もっと前に興味を持っておけばよかったな。今言っても無駄だけど。
──想定通り。敵もいるし味方もいる。
いくらか親しい人は敵に回ってしまったけれど、膝を折るほどではない。少し悲しいだけだ。
だから、まだ前に進んで───
「―――ぁ゛あああぁあぁあああぁあああああぁあああああぁあぁあぁぁあああぁあああああぁああぁあぁあああぁぁあぁああぁあああああぁあぁあぁぁあああぁあああああぁああぁあぁあああぁぁあぁぁあぁぁ!!!!!!!!!!!!!!!!!!!!!!!」
……聞き間違うはずのない声が
聞き間違いであってほしいと思うほど、悲痛な色を帯びて
耳に、飛び込んできた。
──熱い。燃えるようだ。
──痛い。千切れるようだ。
──苦しい。溺れてしまうみたいだ。
──いや、なぜだろう。ひどく冷たい。
怒っているのに、表情が出ない。困ったな。そういうの、得意なのに。
──誰だ
彼を、あたしの英雄を、あたしの大切を、あたしの特別を、あたしの好きを壊すのは。
許せない。圧倒して、踏み倒して、蹂躙して解体して沈めて固めて変えて消して殺して────!!!
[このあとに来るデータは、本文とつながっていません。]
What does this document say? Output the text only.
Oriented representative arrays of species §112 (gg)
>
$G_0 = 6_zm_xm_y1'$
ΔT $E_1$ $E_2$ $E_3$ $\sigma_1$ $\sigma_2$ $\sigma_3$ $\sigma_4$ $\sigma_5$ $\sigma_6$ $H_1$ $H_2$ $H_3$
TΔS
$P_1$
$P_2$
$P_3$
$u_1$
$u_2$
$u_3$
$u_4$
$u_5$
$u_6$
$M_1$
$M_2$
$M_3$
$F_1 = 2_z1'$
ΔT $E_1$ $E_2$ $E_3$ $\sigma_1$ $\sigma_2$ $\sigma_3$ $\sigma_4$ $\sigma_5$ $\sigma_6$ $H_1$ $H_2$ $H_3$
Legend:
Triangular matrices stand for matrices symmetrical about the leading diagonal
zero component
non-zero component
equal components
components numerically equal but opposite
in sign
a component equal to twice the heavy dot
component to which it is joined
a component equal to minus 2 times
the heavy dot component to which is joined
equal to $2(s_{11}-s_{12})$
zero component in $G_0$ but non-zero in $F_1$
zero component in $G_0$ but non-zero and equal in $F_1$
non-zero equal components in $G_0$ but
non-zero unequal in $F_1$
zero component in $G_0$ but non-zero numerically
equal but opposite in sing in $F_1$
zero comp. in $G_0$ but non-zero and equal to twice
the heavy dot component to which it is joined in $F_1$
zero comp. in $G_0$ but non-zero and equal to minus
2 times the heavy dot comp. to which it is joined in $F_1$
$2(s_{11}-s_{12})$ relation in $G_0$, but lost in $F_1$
──1時間が経過。イバラシティでの記憶が同期された。
溢れ出した怒りが、踏み出した足が止まる。
崇拝に似た感情。あまりに重すぎて、あまりにも間違えた『愛』が、離散する。
そうじゃないだろう。と、あたしの声が聞こえた気がした。
よかった。イバラシティのあたしは、うまくやってくれた。
さて、深呼吸。
あたしのするべきこと、したいことを考える。
悲しんでいる声の原因は考えずともわかる。
でも、『それ』に対して暴力をぶつけに行くのは正しくない。
あたしは、端末の電源をつけた。